If this occurs, not all of the medication has been administered as part of it remains on the skin. Residual medicine on the skin is caused by the Sure Shot not being placed firmly enough on the skin or not being applied vertically. Please ensure the next time that the Sure Shot is placed on the skin firmly and vertically. Press the injector firmly onto the injection site until the skin is clearly dented and the syringe tip is completely enclosed by the skin. It is important that a firm seal is formed between the orifice of the syringe and the skin so that the medication can pass into the body without leakage. Only firm pressure and correct positioning can achieve this.
- Keep the syringe pressed against the skin for 5 seconds after completing the injection.
- Increase the pressure in the main body of the injection device by 5.
- For any other enquiries, please contact your seller directly.
What are the minimum and maximum quantities of medication that can be administered per application?

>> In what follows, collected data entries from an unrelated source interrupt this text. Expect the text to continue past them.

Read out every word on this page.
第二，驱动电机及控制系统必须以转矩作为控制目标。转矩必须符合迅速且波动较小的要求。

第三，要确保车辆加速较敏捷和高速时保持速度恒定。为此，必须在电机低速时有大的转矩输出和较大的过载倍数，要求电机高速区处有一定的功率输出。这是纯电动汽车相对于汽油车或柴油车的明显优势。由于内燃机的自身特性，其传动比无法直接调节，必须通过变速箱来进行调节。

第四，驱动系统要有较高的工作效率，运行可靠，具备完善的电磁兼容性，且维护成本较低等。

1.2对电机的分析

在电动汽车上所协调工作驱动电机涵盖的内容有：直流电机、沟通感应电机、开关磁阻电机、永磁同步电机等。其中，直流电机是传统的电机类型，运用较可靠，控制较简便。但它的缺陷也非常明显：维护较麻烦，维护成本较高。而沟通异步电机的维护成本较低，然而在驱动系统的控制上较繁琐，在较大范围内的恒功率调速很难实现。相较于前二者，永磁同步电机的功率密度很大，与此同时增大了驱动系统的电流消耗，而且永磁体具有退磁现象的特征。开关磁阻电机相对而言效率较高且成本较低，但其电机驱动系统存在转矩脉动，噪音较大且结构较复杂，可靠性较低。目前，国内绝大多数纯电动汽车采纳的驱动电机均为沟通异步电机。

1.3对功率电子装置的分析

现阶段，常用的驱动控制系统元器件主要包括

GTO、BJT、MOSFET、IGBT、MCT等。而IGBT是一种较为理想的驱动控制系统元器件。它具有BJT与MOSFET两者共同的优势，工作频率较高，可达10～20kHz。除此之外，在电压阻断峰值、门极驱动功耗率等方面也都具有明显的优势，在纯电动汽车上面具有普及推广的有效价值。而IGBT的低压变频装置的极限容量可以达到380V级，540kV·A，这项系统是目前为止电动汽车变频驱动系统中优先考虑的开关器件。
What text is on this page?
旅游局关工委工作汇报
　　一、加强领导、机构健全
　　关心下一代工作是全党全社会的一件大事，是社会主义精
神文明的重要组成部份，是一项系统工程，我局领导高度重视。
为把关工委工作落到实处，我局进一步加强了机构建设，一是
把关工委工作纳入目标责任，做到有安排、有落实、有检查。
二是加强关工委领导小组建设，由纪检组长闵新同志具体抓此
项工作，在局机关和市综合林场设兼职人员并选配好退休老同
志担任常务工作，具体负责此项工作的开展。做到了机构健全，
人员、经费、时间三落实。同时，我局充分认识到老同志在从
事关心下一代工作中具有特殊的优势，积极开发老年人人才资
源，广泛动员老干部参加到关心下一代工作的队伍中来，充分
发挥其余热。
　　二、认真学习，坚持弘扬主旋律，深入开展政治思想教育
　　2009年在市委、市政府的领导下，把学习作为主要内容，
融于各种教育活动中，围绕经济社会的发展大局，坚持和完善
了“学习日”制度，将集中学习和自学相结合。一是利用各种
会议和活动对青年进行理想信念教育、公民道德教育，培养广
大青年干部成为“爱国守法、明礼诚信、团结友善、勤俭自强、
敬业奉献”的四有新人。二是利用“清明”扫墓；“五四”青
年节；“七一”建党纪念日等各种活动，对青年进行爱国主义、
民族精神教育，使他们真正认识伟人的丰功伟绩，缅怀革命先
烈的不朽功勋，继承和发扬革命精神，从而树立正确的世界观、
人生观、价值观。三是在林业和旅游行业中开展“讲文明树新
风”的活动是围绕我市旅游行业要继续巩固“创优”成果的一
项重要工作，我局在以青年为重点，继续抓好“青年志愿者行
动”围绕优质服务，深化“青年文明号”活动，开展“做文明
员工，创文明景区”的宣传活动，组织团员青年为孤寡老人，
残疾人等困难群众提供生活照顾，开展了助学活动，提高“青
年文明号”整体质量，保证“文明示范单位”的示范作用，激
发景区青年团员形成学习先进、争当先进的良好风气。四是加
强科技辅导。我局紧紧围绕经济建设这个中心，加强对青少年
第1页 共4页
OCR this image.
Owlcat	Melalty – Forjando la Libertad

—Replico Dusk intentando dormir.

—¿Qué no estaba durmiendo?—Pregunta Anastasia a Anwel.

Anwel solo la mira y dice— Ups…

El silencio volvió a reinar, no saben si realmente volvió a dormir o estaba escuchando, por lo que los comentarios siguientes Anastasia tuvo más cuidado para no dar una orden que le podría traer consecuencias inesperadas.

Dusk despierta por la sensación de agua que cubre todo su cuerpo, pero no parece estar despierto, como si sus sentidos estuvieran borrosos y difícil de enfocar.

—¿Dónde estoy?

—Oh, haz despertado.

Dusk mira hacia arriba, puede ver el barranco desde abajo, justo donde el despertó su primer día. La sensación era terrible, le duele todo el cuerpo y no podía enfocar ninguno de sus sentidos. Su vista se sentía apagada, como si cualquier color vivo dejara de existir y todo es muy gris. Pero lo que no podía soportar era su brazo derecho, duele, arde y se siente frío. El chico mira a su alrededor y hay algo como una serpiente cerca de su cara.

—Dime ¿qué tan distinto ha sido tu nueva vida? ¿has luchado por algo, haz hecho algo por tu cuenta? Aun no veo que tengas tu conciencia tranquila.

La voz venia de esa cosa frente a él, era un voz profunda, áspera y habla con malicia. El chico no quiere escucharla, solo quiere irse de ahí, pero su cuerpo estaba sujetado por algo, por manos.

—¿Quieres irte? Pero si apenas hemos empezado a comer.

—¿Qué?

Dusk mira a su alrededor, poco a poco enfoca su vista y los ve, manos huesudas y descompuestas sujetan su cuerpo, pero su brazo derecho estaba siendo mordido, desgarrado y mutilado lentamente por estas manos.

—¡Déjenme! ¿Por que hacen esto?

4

A minimum of 0.01 ml and a maximum of 0.5 ml of a liquid drug can be administered using Sure Shot.
Can needle-free injections cause bruising?
Needle-free injections are still injections, and if not done correctly or in certain situations they can still cause bruising. With practice, you will get better, and learn to avoid the situations that might contribute to bruising.
- Always avoid injecting over blood vessels (capillaries and veins).
- Before injection, Watch our instructional videos to learn how to inject properly.
- Make sure to create a seal around the tip of the syringe/nozzle. The top must be at a 90 degrees angle to the “injection site” and apply the maximum comfortable pressure.